Four Popular Espresso Drink Recipes

From stovetop percolators to countertop brewers to the French press, there are lots of ways to make and enjoy coffee.  Of course, a cup of coffee is great, but there really is nothing like a traditional Italian, espresso-based drink.  Typically you would drink these hot—and sometimes with milk—for a rich, earthy—and sometimes creamy—Kafexpress coffee experience.


The simplest of all coffee drinks, the espresso is just a straight shot of strong coffee. To make an espresso (and it is best with an espresso machine, of course) you press one ounce of water through roughly ¼ oz of ground coffee using 9 pounds of pressure, consistently over 30 seconds.  This produces a “shot” of espresso: unfiltered, unadulterated, unaltered coffee richness.  While the intent of an espresso is to drink it straight to enjoy the coffee for its own characteristics, though, you can combine this shot of espresso with other ingredients for more flavor, more sweetness, more variety.


One such drinks is the cafe latte. To make this you take the very same shot of espresso and pour between 6 and 8 ounces of steamed milk over the top of it.  The two ingredients will mix in the cup. This is the basic latte—which is actually consumed more than brewed coffee, at least in the United States—but American coffee culture now has all kinds of flavors and other options that you can add to a latte.


The Cappuccino is to Europe what the Cafe latte is to America.  Indeed, the cappuccino is the most consumed coffee recipe throughout Europe.  The two are very similar but in this case, instead of 6 to 8 oz of steamed milk, you top the 1 oz shot of espresso with about 2 oz of milk foam.

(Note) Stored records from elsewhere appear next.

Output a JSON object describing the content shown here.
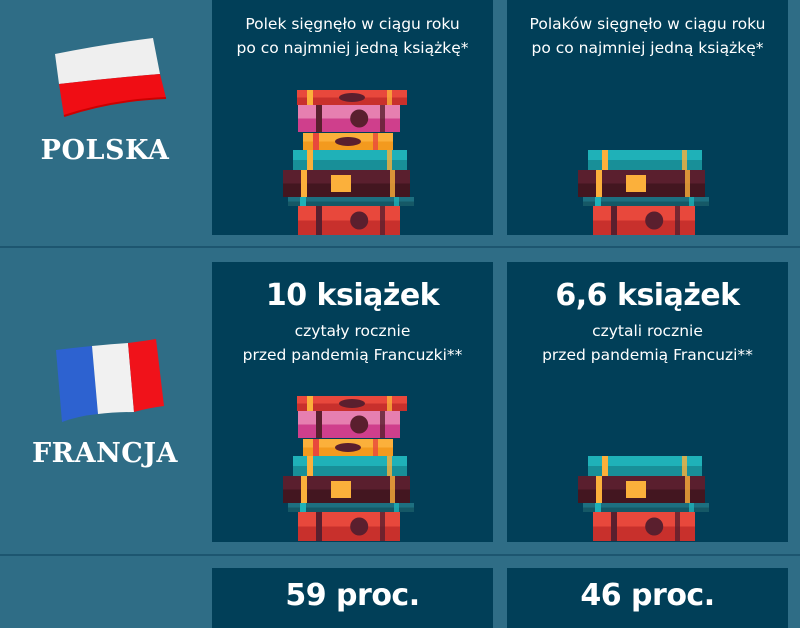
{
  "colors": {
    "background": "#2f6d86",
    "card": "#013f58",
    "text": "#ffffff"
  },
  "rows": [
    {
      "country": "POLSKA",
      "flag": "poland-flag",
      "cards": [
        {
          "value": "",
          "text_line1": "Polek sięgnęło w ciągu roku",
          "text_line2": "po co najmniej jedną książkę*",
          "stack": "large"
        },
        {
          "value": "",
          "text_line1": "Polaków sięgnęło w ciągu roku",
          "text_line2": "po co najmniej jedną książkę*",
          "stack": "small"
        }
      ]
    },
    {
      "country": "FRANCJA",
      "flag": "france-flag",
      "cards": [
        {
          "value": "10 książek",
          "text_line1": "czytały rocznie",
          "text_line2": "przed pandemią Francuzki**",
          "stack": "large"
        },
        {
          "value": "6,6 książek",
          "text_line1": "czytali rocznie",
          "text_line2": "przed pandemią Francuzi**",
          "stack": "small"
        }
      ]
    },
    {
      "cards": [
        {
          "value": "59 proc."
        },
        {
          "value": "46 proc."
        }
      ]
    }
  ]
}
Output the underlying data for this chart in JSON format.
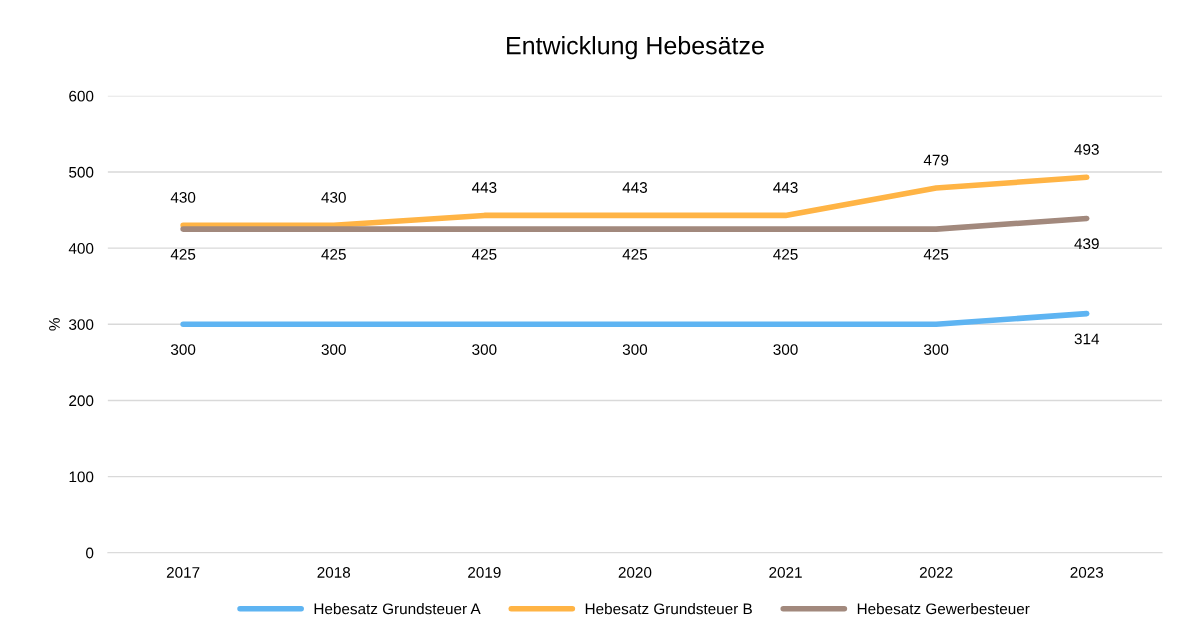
{
  "chart_data": {
    "type": "line",
    "title": "Entwicklung Hebesätze",
    "ylabel": "%",
    "categories": [
      "2017",
      "2018",
      "2019",
      "2020",
      "2021",
      "2022",
      "2023"
    ],
    "series": [
      {
        "name": "Hebesatz Grundsteuer A",
        "color": "#5eb4f2",
        "values": [
          300,
          300,
          300,
          300,
          300,
          300,
          314
        ]
      },
      {
        "name": "Hebesatz Grundsteuer B",
        "color": "#ffb445",
        "values": [
          430,
          430,
          443,
          443,
          443,
          479,
          493
        ]
      },
      {
        "name": "Hebesatz Gewerbesteuer",
        "color": "#a2897d",
        "values": [
          425,
          425,
          425,
          425,
          425,
          425,
          439
        ]
      }
    ],
    "ylim": [
      0,
      600
    ],
    "yticks": [
      0,
      100,
      200,
      300,
      400,
      500,
      600
    ],
    "grid": "y",
    "legend": "bottom",
    "data_labels": true,
    "marker": "none",
    "line_style": "solid"
  }
}
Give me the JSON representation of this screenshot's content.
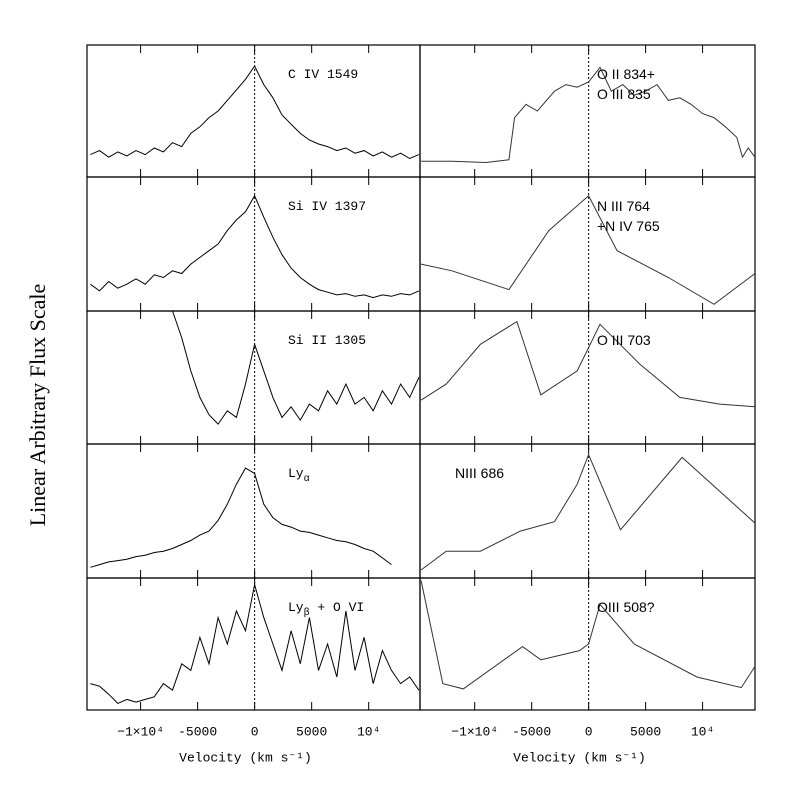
{
  "ylabel": "Linear Arbitrary Flux Scale",
  "chart_data": [
    {
      "type": "line",
      "label": [
        "C IV 1549"
      ],
      "color": "#000000",
      "xlim": [
        -14700,
        14500
      ],
      "ylim": [
        0,
        1
      ],
      "xticks": [
        -10000,
        -5000,
        0,
        5000,
        10000
      ],
      "x": [
        -14400,
        -13600,
        -12800,
        -12000,
        -11200,
        -10400,
        -9600,
        -8800,
        -8000,
        -7200,
        -6400,
        -5600,
        -4800,
        -4000,
        -3200,
        -2400,
        -1600,
        -800,
        0,
        800,
        1600,
        2400,
        3200,
        4000,
        4800,
        5600,
        6400,
        7200,
        8000,
        8800,
        9600,
        10400,
        11200,
        12000,
        12800,
        13600,
        14400
      ],
      "values": [
        0.17,
        0.2,
        0.15,
        0.19,
        0.16,
        0.2,
        0.17,
        0.22,
        0.19,
        0.26,
        0.23,
        0.33,
        0.38,
        0.45,
        0.5,
        0.58,
        0.66,
        0.74,
        0.84,
        0.7,
        0.6,
        0.47,
        0.4,
        0.33,
        0.28,
        0.25,
        0.23,
        0.2,
        0.22,
        0.18,
        0.2,
        0.16,
        0.19,
        0.15,
        0.18,
        0.14,
        0.17
      ]
    },
    {
      "type": "line",
      "label": [
        "Si IV 1397"
      ],
      "color": "#000000",
      "xlim": [
        -14700,
        14500
      ],
      "ylim": [
        0,
        1
      ],
      "xticks": [
        -10000,
        -5000,
        0,
        5000,
        10000
      ],
      "x": [
        -14400,
        -13600,
        -12800,
        -12000,
        -11200,
        -10400,
        -9600,
        -8800,
        -8000,
        -7200,
        -6400,
        -5600,
        -4800,
        -4000,
        -3200,
        -2400,
        -1600,
        -800,
        0,
        800,
        1600,
        2400,
        3200,
        4000,
        4800,
        5600,
        6400,
        7200,
        8000,
        8800,
        9600,
        10400,
        11200,
        12000,
        12800,
        13600,
        14400
      ],
      "values": [
        0.2,
        0.15,
        0.22,
        0.17,
        0.2,
        0.24,
        0.2,
        0.27,
        0.25,
        0.3,
        0.28,
        0.35,
        0.4,
        0.45,
        0.5,
        0.6,
        0.68,
        0.74,
        0.86,
        0.7,
        0.55,
        0.42,
        0.32,
        0.25,
        0.2,
        0.16,
        0.14,
        0.12,
        0.13,
        0.11,
        0.12,
        0.1,
        0.12,
        0.11,
        0.13,
        0.12,
        0.15
      ]
    },
    {
      "type": "line",
      "label": [
        "Si II 1305"
      ],
      "color": "#000000",
      "xlim": [
        -14700,
        14500
      ],
      "ylim": [
        0,
        1
      ],
      "xticks": [
        -10000,
        -5000,
        0,
        5000,
        10000
      ],
      "x": [
        -14400,
        -13600,
        -12800,
        -12000,
        -11200,
        -10400,
        -9600,
        -8800,
        -8000,
        -7200,
        -6400,
        -5600,
        -4800,
        -4000,
        -3200,
        -2400,
        -1600,
        -800,
        0,
        800,
        1600,
        2400,
        3200,
        4000,
        4800,
        5600,
        6400,
        7200,
        8000,
        8800,
        9600,
        10400,
        11200,
        12000,
        12800,
        13600,
        14400
      ],
      "values": [
        null,
        null,
        null,
        null,
        null,
        null,
        null,
        null,
        null,
        1.0,
        0.8,
        0.55,
        0.35,
        0.22,
        0.15,
        0.25,
        0.2,
        0.45,
        0.75,
        0.55,
        0.35,
        0.2,
        0.28,
        0.18,
        0.3,
        0.25,
        0.4,
        0.3,
        0.45,
        0.3,
        0.35,
        0.25,
        0.4,
        0.3,
        0.45,
        0.35,
        0.5
      ]
    },
    {
      "type": "line",
      "label": [
        "Ly"
      ],
      "label_sub": "α",
      "color": "#000000",
      "xlim": [
        -14700,
        14500
      ],
      "ylim": [
        0,
        1
      ],
      "xticks": [
        -10000,
        -5000,
        0,
        5000,
        10000
      ],
      "x": [
        -14400,
        -13600,
        -12800,
        -12000,
        -11200,
        -10400,
        -9600,
        -8800,
        -8000,
        -7200,
        -6400,
        -5600,
        -4800,
        -4000,
        -3200,
        -2400,
        -1600,
        -800,
        0,
        800,
        1600,
        2400,
        3200,
        4000,
        4800,
        5600,
        6400,
        7200,
        8000,
        8800,
        9600,
        10400,
        11200,
        12000,
        12800,
        13600,
        14400
      ],
      "values": [
        0.08,
        0.1,
        0.12,
        0.13,
        0.14,
        0.16,
        0.17,
        0.19,
        0.2,
        0.22,
        0.25,
        0.28,
        0.32,
        0.35,
        0.43,
        0.55,
        0.7,
        0.82,
        0.78,
        0.55,
        0.45,
        0.4,
        0.38,
        0.35,
        0.34,
        0.32,
        0.3,
        0.28,
        0.27,
        0.25,
        0.22,
        0.2,
        0.15,
        0.1,
        null,
        null,
        null
      ]
    },
    {
      "type": "line",
      "label": [
        "Ly"
      ],
      "label_sub": "β",
      "label_tail": " + O VI",
      "color": "#000000",
      "xlim": [
        -14700,
        14500
      ],
      "ylim": [
        0,
        1
      ],
      "xticks": [
        {
          "value": -10000,
          "label": "−1×10⁴"
        },
        -5000,
        0,
        5000,
        {
          "value": 10000,
          "label": "10⁴"
        }
      ],
      "xlabel": "Velocity (km s⁻¹)",
      "x": [
        -14400,
        -13600,
        -12800,
        -12000,
        -11200,
        -10400,
        -9600,
        -8800,
        -8000,
        -7200,
        -6400,
        -5600,
        -4800,
        -4000,
        -3200,
        -2400,
        -1600,
        -800,
        0,
        800,
        1600,
        2400,
        3200,
        4000,
        4800,
        5600,
        6400,
        7200,
        8000,
        8800,
        9600,
        10400,
        11200,
        12000,
        12800,
        13600,
        14400
      ],
      "values": [
        0.2,
        0.18,
        0.12,
        0.05,
        0.08,
        0.06,
        0.08,
        0.1,
        0.2,
        0.15,
        0.35,
        0.3,
        0.55,
        0.35,
        0.7,
        0.5,
        0.75,
        0.6,
        0.95,
        0.7,
        0.5,
        0.3,
        0.6,
        0.35,
        0.7,
        0.3,
        0.5,
        0.25,
        0.75,
        0.3,
        0.55,
        0.2,
        0.45,
        0.3,
        0.2,
        0.25,
        0.15
      ]
    },
    {
      "type": "line",
      "label": [
        "O II 834+",
        "O III 835"
      ],
      "color": "#333333",
      "xlim": [
        -14800,
        14600
      ],
      "ylim": [
        0,
        1
      ],
      "xticks": [
        -10000,
        -5000,
        0,
        5000,
        10000
      ],
      "x": [
        -14700,
        -12000,
        -9000,
        -7000,
        -6500,
        -5500,
        -4500,
        -3000,
        -2000,
        -1000,
        0,
        1000,
        2000,
        3000,
        4000,
        5000,
        6000,
        7000,
        8000,
        9000,
        10000,
        11000,
        12000,
        13000,
        13500,
        14000,
        14600
      ],
      "values": [
        0.12,
        0.12,
        0.11,
        0.13,
        0.45,
        0.55,
        0.5,
        0.65,
        0.7,
        0.68,
        0.72,
        0.83,
        0.65,
        0.7,
        0.62,
        0.65,
        0.7,
        0.58,
        0.6,
        0.55,
        0.48,
        0.45,
        0.38,
        0.3,
        0.15,
        0.22,
        0.15
      ]
    },
    {
      "type": "line",
      "label": [
        "N III 764",
        "+N IV 765"
      ],
      "color": "#333333",
      "xlim": [
        -14800,
        14600
      ],
      "ylim": [
        0,
        1
      ],
      "xticks": [
        -10000,
        -5000,
        0,
        5000,
        10000
      ],
      "x": [
        -14700,
        -12000,
        -7000,
        -3500,
        0,
        2500,
        7000,
        11000,
        14600
      ],
      "values": [
        0.35,
        0.3,
        0.16,
        0.6,
        0.86,
        0.45,
        0.25,
        0.05,
        0.28
      ]
    },
    {
      "type": "line",
      "label": [
        "O III 703"
      ],
      "color": "#333333",
      "xlim": [
        -14800,
        14600
      ],
      "ylim": [
        0,
        1
      ],
      "xticks": [
        -10000,
        -5000,
        0,
        5000,
        10000
      ],
      "x": [
        -14700,
        -12500,
        -9500,
        -6300,
        -4200,
        -1000,
        1000,
        4500,
        8000,
        11500,
        14600
      ],
      "values": [
        0.33,
        0.45,
        0.75,
        0.92,
        0.37,
        0.55,
        0.9,
        0.6,
        0.35,
        0.3,
        0.28
      ]
    },
    {
      "type": "line",
      "label": [
        "NIII 686"
      ],
      "color": "#333333",
      "xlim": [
        -14800,
        14600
      ],
      "ylim": [
        0,
        1
      ],
      "xticks": [
        -10000,
        -5000,
        0,
        5000,
        10000
      ],
      "x": [
        -14700,
        -12500,
        -9500,
        -6000,
        -3000,
        -1000,
        0,
        2800,
        8200,
        14600
      ],
      "values": [
        0.06,
        0.2,
        0.2,
        0.35,
        0.42,
        0.7,
        0.92,
        0.36,
        0.9,
        0.41
      ]
    },
    {
      "type": "line",
      "label": [
        "OIII 508?"
      ],
      "color": "#333333",
      "xlim": [
        -14800,
        14600
      ],
      "ylim": [
        0,
        1
      ],
      "xticks": [
        {
          "value": -10000,
          "label": "−1×10⁴"
        },
        -5000,
        0,
        5000,
        {
          "value": 10000,
          "label": "10⁴"
        }
      ],
      "xlabel": "Velocity (km s⁻¹)",
      "x": [
        -14700,
        -12800,
        -11000,
        -5800,
        -4200,
        -800,
        0,
        1000,
        4000,
        9500,
        13400,
        14600
      ],
      "values": [
        0.98,
        0.2,
        0.16,
        0.48,
        0.38,
        0.45,
        0.5,
        0.8,
        0.5,
        0.25,
        0.17,
        0.33
      ]
    }
  ]
}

If you are more fond of coffee in its rawest, purest, most beautiful form (a straight shot of espresso) but might wish to cut the acidity a bit, this could be the right drink for you.  Macchiato means “spotted” in Italian and this drink gets this name because it is just a shot of espresso with a single drop of milk—just enough to slightly lighten the drink’s hue.  The goal of this “spot” is that it spreads out across the surface of the espresso for a hint of creaminess. And yes, this is a very “European” way to drink coffee.